"Lajes são uma das três bases que EUA nunca abandonarão"
Os 240 anos de história luso-americana vistos à lupa por Tiago Moreira de Sá num novo livro. Uma relação que, afinal, não se resume à base nos Açores
Portugal reconheceu a independência dos Estados Unidos em fevereiro de 1783, sendo com a França e a Holanda um dos três países que deram esse passo antes de, em setembro do mesmo ano, o Tratado de Paris pôr fim à guerra entre as 13 colónias e a Inglaterra. Só este episódio, um dos muitos contados por Tiago Moreira de Sá em História das Relações Portugal-EUA (1776-2015), ajuda a explicar a força dos laços entre os dois países, que a geografia garante que persistirão apesar da conjuntura de desinvestimento americano na Europa, em Portugal por arrasto e nos Açores em particular.
"O reconhecimento da independência dos Estados Unidos tem de ser visto no quadro das mudanças que estavam a dar-se em Portugal depois da morte de D. José. O governo de D. Maria I queria mostrar maior flexibilidade em relação à Inglaterra, o velho aliado", explica Moreira de Sá ao DN. O historiador sublinha, porém, que foi uma ousadia relativa, pois o reconhecimento deu-se quando as vitórias militares de George Washington tornavam já inevitável a independência e a própria coroa inglesa se preparava para negociar.

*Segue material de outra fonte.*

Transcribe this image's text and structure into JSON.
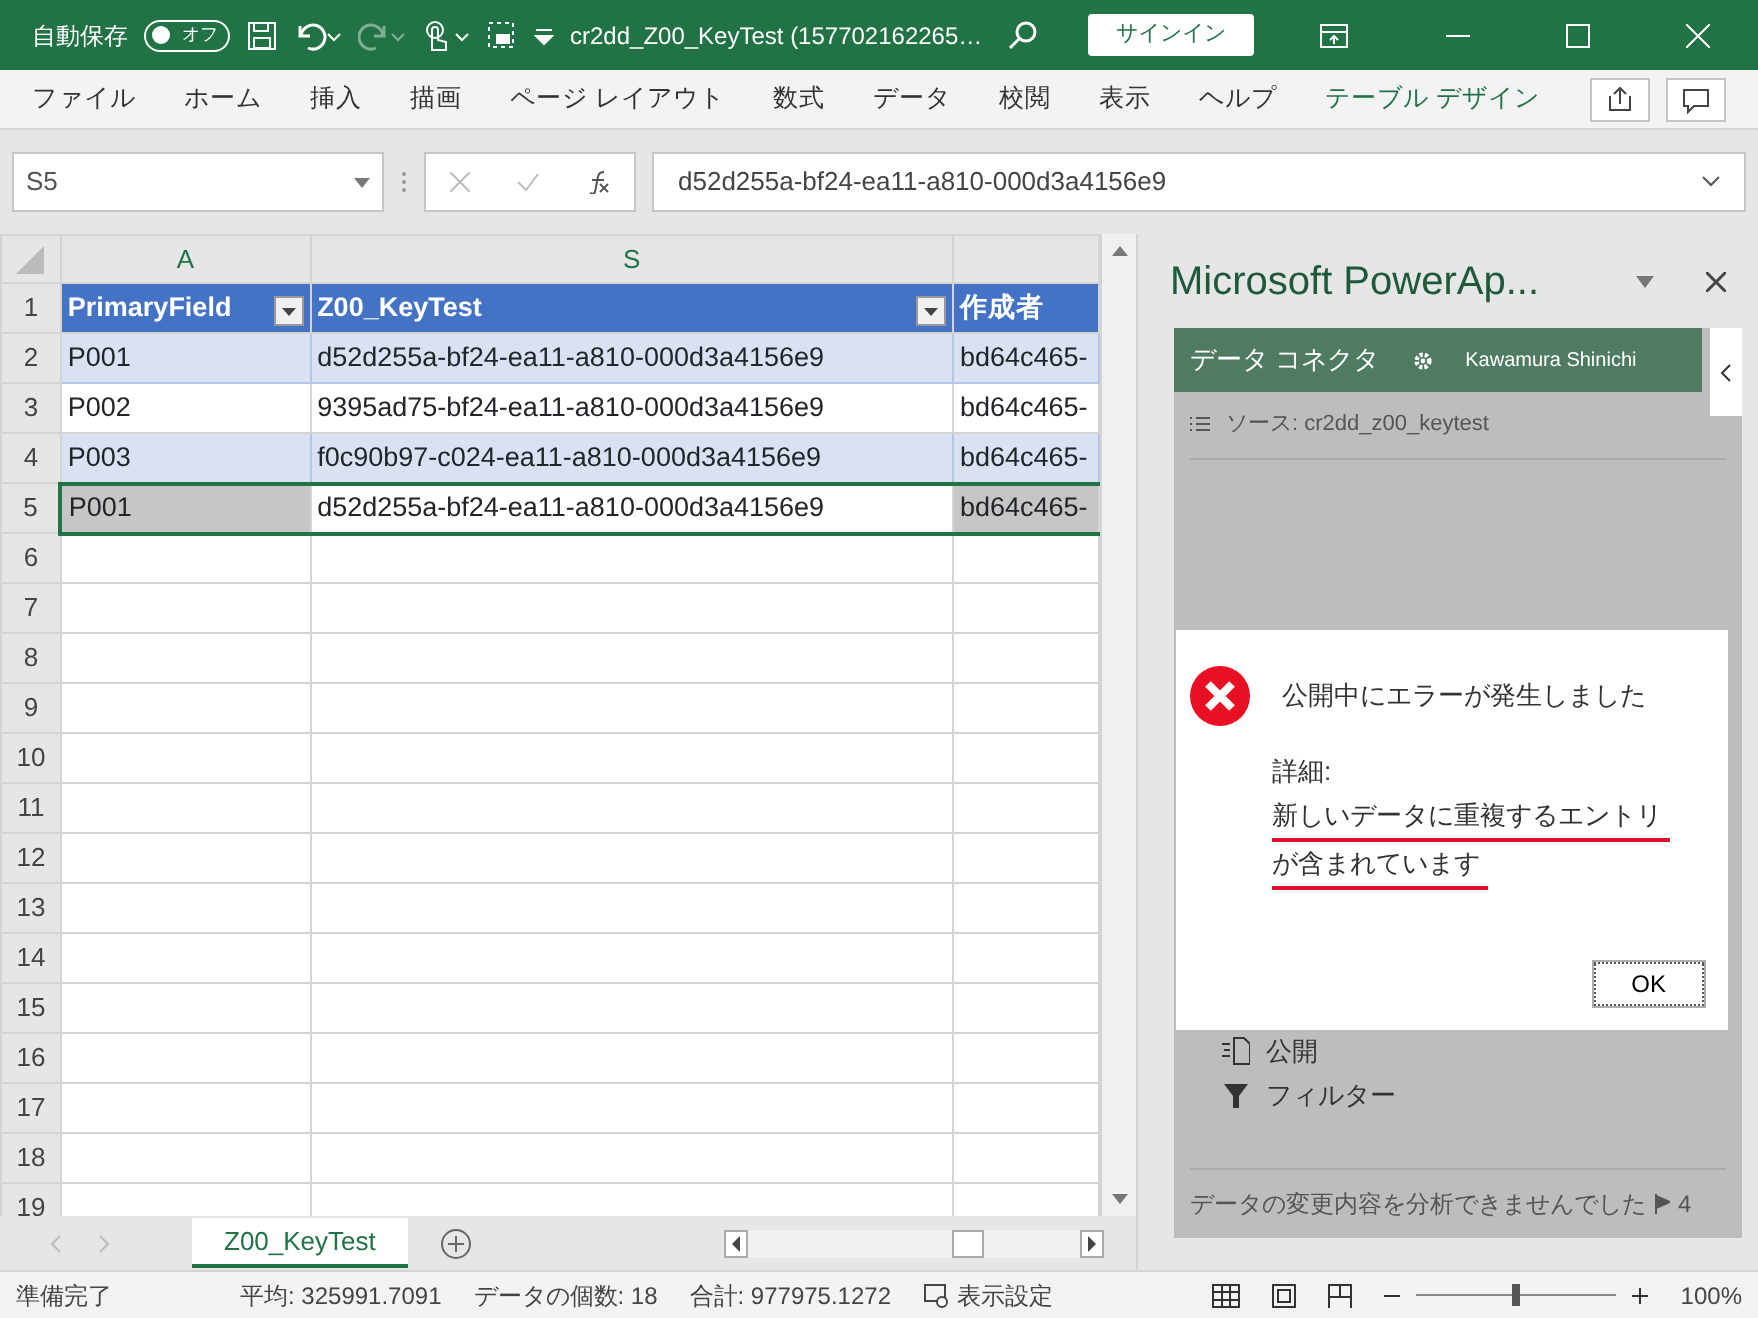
{
  "title_bar": {
    "autosave_label": "自動保存",
    "autosave_toggle": {
      "text": "オフ",
      "on": false
    },
    "document_title": "cr2dd_Z00_KeyTest (157702162265…",
    "sign_in": "サインイン"
  },
  "ribbon_tabs": [
    {
      "label": "ファイル",
      "kind": "normal"
    },
    {
      "label": "ホーム",
      "kind": "normal"
    },
    {
      "label": "挿入",
      "kind": "normal"
    },
    {
      "label": "描画",
      "kind": "normal"
    },
    {
      "label": "ページ レイアウト",
      "kind": "normal"
    },
    {
      "label": "数式",
      "kind": "normal"
    },
    {
      "label": "データ",
      "kind": "normal"
    },
    {
      "label": "校閲",
      "kind": "normal"
    },
    {
      "label": "表示",
      "kind": "normal"
    },
    {
      "label": "ヘルプ",
      "kind": "normal"
    },
    {
      "label": "テーブル デザイン",
      "kind": "contextual"
    }
  ],
  "formula_bar": {
    "name_box": "S5",
    "formula": "d52d255a-bf24-ea11-a810-000d3a4156e9"
  },
  "sheet": {
    "columns": [
      {
        "label": "A"
      },
      {
        "label": "S"
      }
    ],
    "header_row": {
      "number": "1",
      "cells": [
        {
          "text": "PrimaryField",
          "filter": true
        },
        {
          "text": "Z00_KeyTest",
          "filter": true
        },
        {
          "text": "作成者",
          "filter": false
        }
      ]
    },
    "rows": [
      {
        "number": "2",
        "banded": true,
        "selected": false,
        "cells": [
          "P001",
          "d52d255a-bf24-ea11-a810-000d3a4156e9",
          "bd64c465-"
        ]
      },
      {
        "number": "3",
        "banded": false,
        "selected": false,
        "cells": [
          "P002",
          "9395ad75-bf24-ea11-a810-000d3a4156e9",
          "bd64c465-"
        ]
      },
      {
        "number": "4",
        "banded": true,
        "selected": false,
        "cells": [
          "P003",
          "f0c90b97-c024-ea11-a810-000d3a4156e9",
          "bd64c465-"
        ]
      },
      {
        "number": "5",
        "banded": false,
        "selected": true,
        "cells": [
          "P001",
          "d52d255a-bf24-ea11-a810-000d3a4156e9",
          "bd64c465-"
        ]
      }
    ],
    "empty_rows": [
      "6",
      "7",
      "8",
      "9",
      "10",
      "11",
      "12",
      "13",
      "14",
      "15",
      "16",
      "17",
      "18",
      "19"
    ]
  },
  "sheet_tabs": [
    {
      "label": "Z00_KeyTest",
      "selected": true
    }
  ],
  "task_pane": {
    "title": "Microsoft PowerAp...",
    "header": "データ コネクタ",
    "user": "Kawamura Shinichi",
    "source": "ソース: cr2dd_z00_keytest",
    "actions": [
      {
        "label": "公開",
        "kind": "publish"
      },
      {
        "label": "フィルター",
        "kind": "filter"
      }
    ],
    "footer_message": "データの変更内容を分析できませんでした",
    "footer_count": "4"
  },
  "dialog": {
    "title": "公開中にエラーが発生しました",
    "details_label": "詳細:",
    "message_lines": [
      {
        "text": "新しいデータに重複するエントリ",
        "underlined": true
      },
      {
        "text": "が含まれています",
        "underlined": true
      }
    ],
    "button": "OK"
  },
  "status_bar": {
    "state": "準備完了",
    "average": "平均: 325991.7091",
    "count": "データの個数: 18",
    "sum": "合計: 977975.1272",
    "display_settings": "表示設定",
    "zoom": {
      "level": 0.5,
      "text": "100%"
    }
  }
}
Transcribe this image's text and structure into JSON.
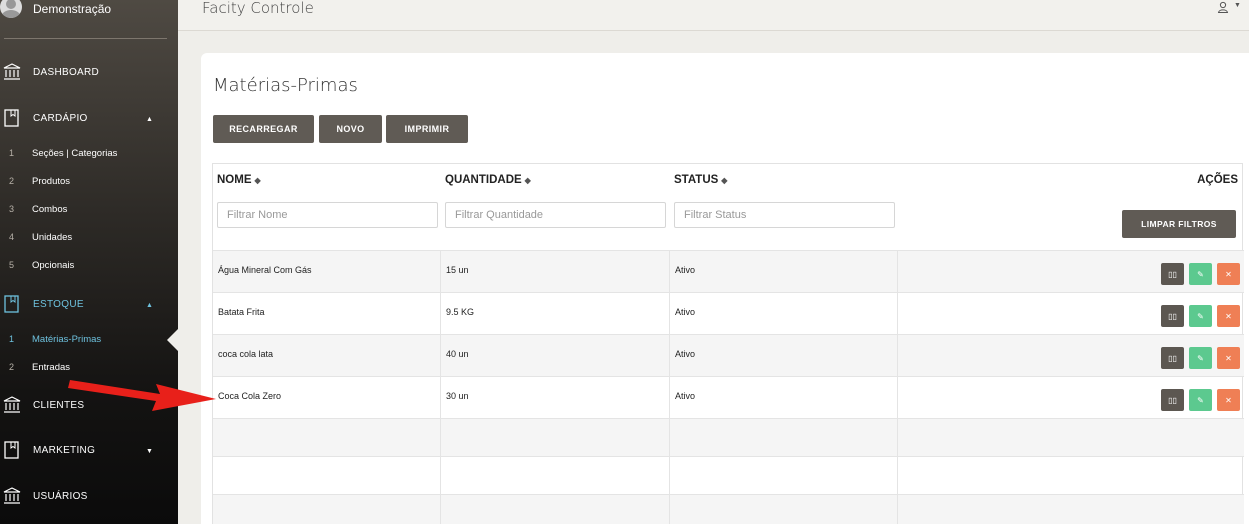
{
  "profile": {
    "name": "Demonstração"
  },
  "topbar": {
    "title": "Facity Controle",
    "user_icon": "user-icon"
  },
  "sidebar": {
    "items": [
      {
        "label": "DASHBOARD",
        "icon": "bank-icon"
      },
      {
        "label": "CARDÁPIO",
        "icon": "book-icon",
        "caret": "▲"
      },
      {
        "label": "ESTOQUE",
        "icon": "book-icon",
        "caret": "▲"
      },
      {
        "label": "CLIENTES",
        "icon": "bank-icon"
      },
      {
        "label": "MARKETING",
        "icon": "book-icon",
        "caret": "▼"
      },
      {
        "label": "USUÁRIOS",
        "icon": "bank-icon"
      }
    ],
    "cardapio_sub": [
      {
        "num": "1",
        "label": "Seções | Categorias"
      },
      {
        "num": "2",
        "label": "Produtos"
      },
      {
        "num": "3",
        "label": "Combos"
      },
      {
        "num": "4",
        "label": "Unidades"
      },
      {
        "num": "5",
        "label": "Opcionais"
      }
    ],
    "estoque_sub": [
      {
        "num": "1",
        "label": "Matérias-Primas"
      },
      {
        "num": "2",
        "label": "Entradas"
      }
    ],
    "active_color": "#6ec2df"
  },
  "page": {
    "title": "Matérias-Primas",
    "buttons": {
      "reload": "RECARREGAR",
      "new": "NOVO",
      "print": "IMPRIMIR"
    }
  },
  "table": {
    "headers": {
      "name": "NOME",
      "quantity": "QUANTIDADE",
      "status": "STATUS",
      "actions": "AÇÕES"
    },
    "filters": {
      "name_placeholder": "Filtrar Nome",
      "quantity_placeholder": "Filtrar Quantidade",
      "status_placeholder": "Filtrar Status",
      "clear_label": "LIMPAR FILTROS"
    },
    "rows": [
      {
        "name": "Água Mineral Com Gás",
        "quantity": "15 un",
        "status": "Ativo"
      },
      {
        "name": "Batata Frita",
        "quantity": "9.5 KG",
        "status": "Ativo"
      },
      {
        "name": "coca cola lata",
        "quantity": "40 un",
        "status": "Ativo"
      },
      {
        "name": "Coca Cola Zero",
        "quantity": "30 un",
        "status": "Ativo"
      }
    ],
    "action_icons": {
      "view": "columns-icon",
      "edit": "edit-icon",
      "delete": "close-icon"
    },
    "colors": {
      "view": "#5c5751",
      "edit": "#5cc98f",
      "delete": "#ef7f55"
    }
  },
  "annotation": {
    "arrow_color": "#e8201a"
  }
}
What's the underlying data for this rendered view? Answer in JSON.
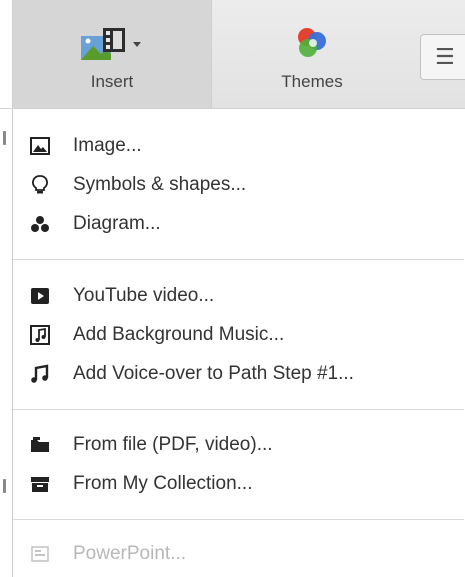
{
  "toolbar": {
    "insert": {
      "label": "Insert",
      "icon": "insert-media-icon"
    },
    "themes": {
      "label": "Themes",
      "icon": "themes-palette-icon"
    },
    "menu": {
      "icon": "hamburger-icon"
    }
  },
  "menu": {
    "groups": [
      [
        {
          "label": "Image...",
          "icon": "image-icon"
        },
        {
          "label": "Symbols & shapes...",
          "icon": "lightbulb-icon"
        },
        {
          "label": "Diagram...",
          "icon": "diagram-icon"
        }
      ],
      [
        {
          "label": "YouTube video...",
          "icon": "youtube-play-icon"
        },
        {
          "label": "Add Background Music...",
          "icon": "music-file-icon"
        },
        {
          "label": "Add Voice-over to Path Step #1...",
          "icon": "music-note-icon"
        }
      ],
      [
        {
          "label": "From file (PDF, video)...",
          "icon": "folder-icon"
        },
        {
          "label": "From My Collection...",
          "icon": "collection-box-icon"
        }
      ],
      [
        {
          "label": "PowerPoint...",
          "icon": "powerpoint-icon",
          "disabled": true
        }
      ]
    ]
  }
}
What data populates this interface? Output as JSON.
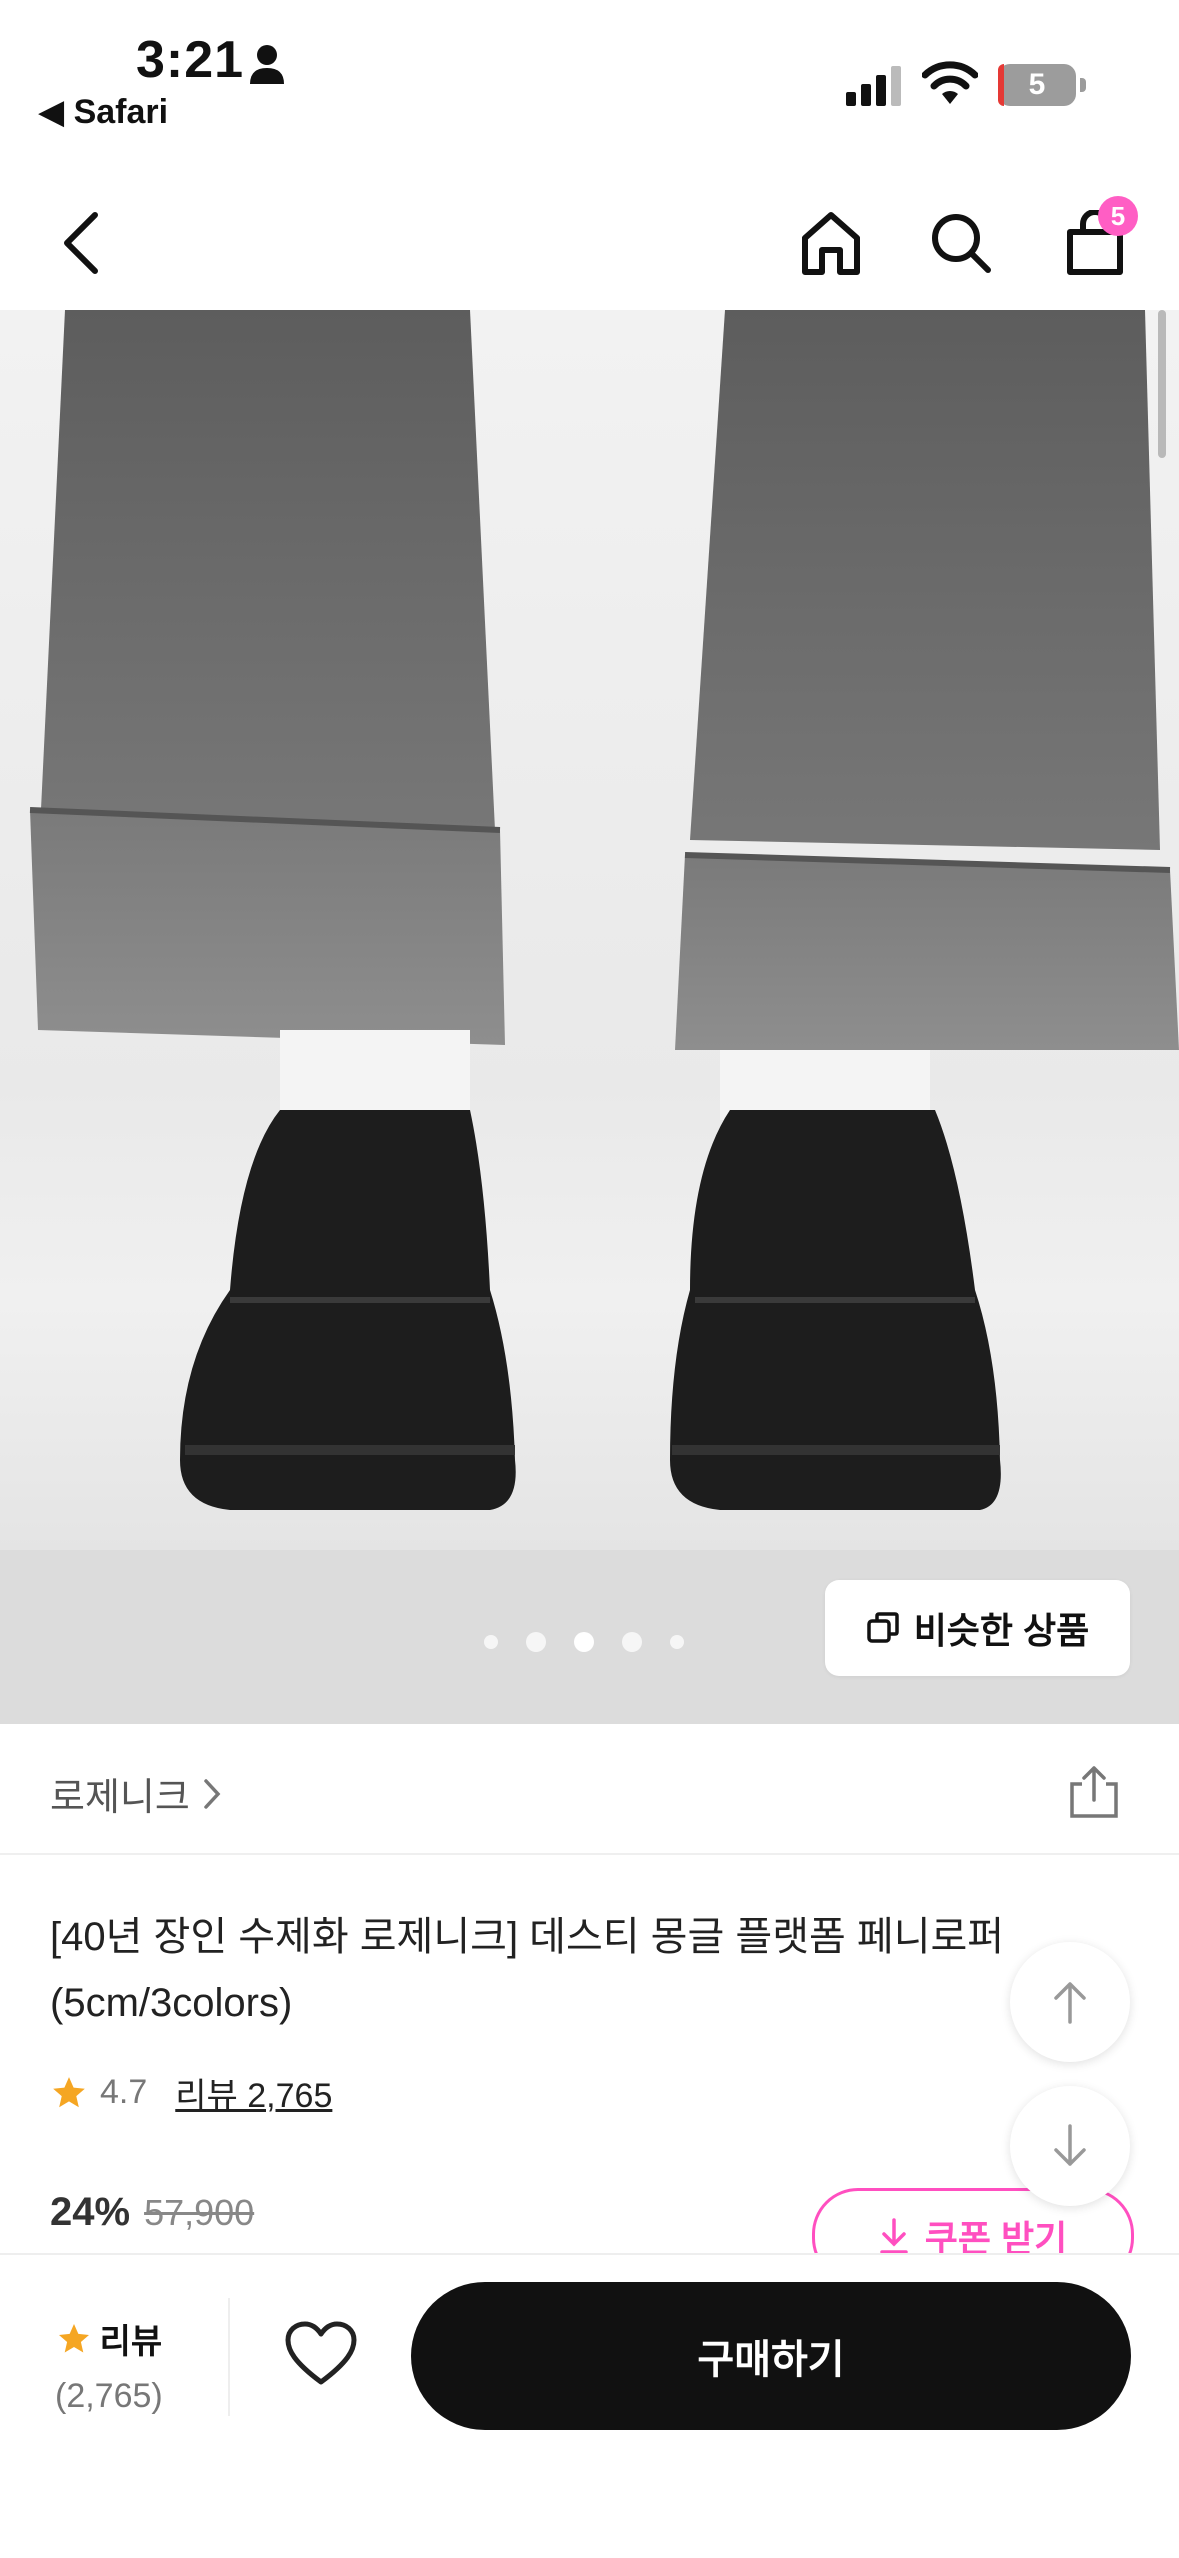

O historiador não conseguiu, porém, encontrar um documento que mostre que houve algum acordo prévio dos ingleses.
Com mais de 600 páginas, e realizado no âmbito de um projeto de investigação da Universidade Nova de Lisboa financiado pela FLAD, o livro é o primeiro a abordar toda a história diplomática luso-americana. O embaixador José Calvet de Magalhães escreveu também uma História das Relações Diplomáticas entre Portugal e os Estados Unidos da América, mas só até à implantação da República. De resto, a abundante bibliografia sobre os dois países foca épocas específicas, como os livros do historiador Luís Nuno Rodrigues sobre Estados Unidos e Açores na década de 1940 ou a relação entre Kennedy e Salazar. O próprio Moreira de Sá, doutorado em História das Relações Internacionais pelo ISCTE-IUL, tem obra publicada sobre o pós-25 de Abril, caso de Carlucci vs. Kissinger. Os EUA e a Revolução Portuguesa e Os Americanos na Revolução Portuguesa.
O valor estratégico dos Açores
Nesta longa história é interessante a forma como Lisboa quase não reage ao reconhecimento do Brasil pelos Estados Unidos, que aconteceu em 1824 no seguimento do discurso de James Monroe que definiu a doutrina pan-americanista que leva o seu nome. Outro momento importante é a fundação da NATO. Segundo o historiador, apesar de Portugal ser uma ditadura , "não houve vozes significativas na América a contestar a entrada do país na NATO. Vivia-se já a sovietofobia que se intensificaria nos anos 1950. A prioridade era uma aliança que contrariasse o expansionismo de Moscovo". Nota ainda o académico que, durante a Segunda Guerra Mundial, a atitude de Portugal também foi mais favorável aos Aliados do que a de Espanha, com a instalação dos britânicos nas Lajes, depois substituídos pelos americanos.
Ora, é a importância estratégica das Lajes que vai a partir daí impor-se nas relações luso-americanas. Mesmo Kennedy, de início hostil a Portugal e favorável aos movimentos anticoloniais, vai retroceder quando a Crise dos Mísseis de Cuba leva a Guerra Fria ao apogeu. A base açoriana é então essencial para a projeção de poder dos Estados Unidos. E também no pós-25 de Abril, quando em Washington alguns dão Portugal como perdido para o campo soviético, as Lajes motivam contactos com separatistas açorianos.
Moreira de Sá fala de "crise séria" hoje na relação entre Portugal e os Estados Unidos, pois os americanos olham mais para a Ásia do que para a Europa. Mas o historiador confessa ao DN uma certeza: "As Lajes, no meio do Atlântico, são uma das três bases que os Estados Unidos nunca abandonarão, tal como Diego Garcia, no Índico, e Guam, no Pacífico."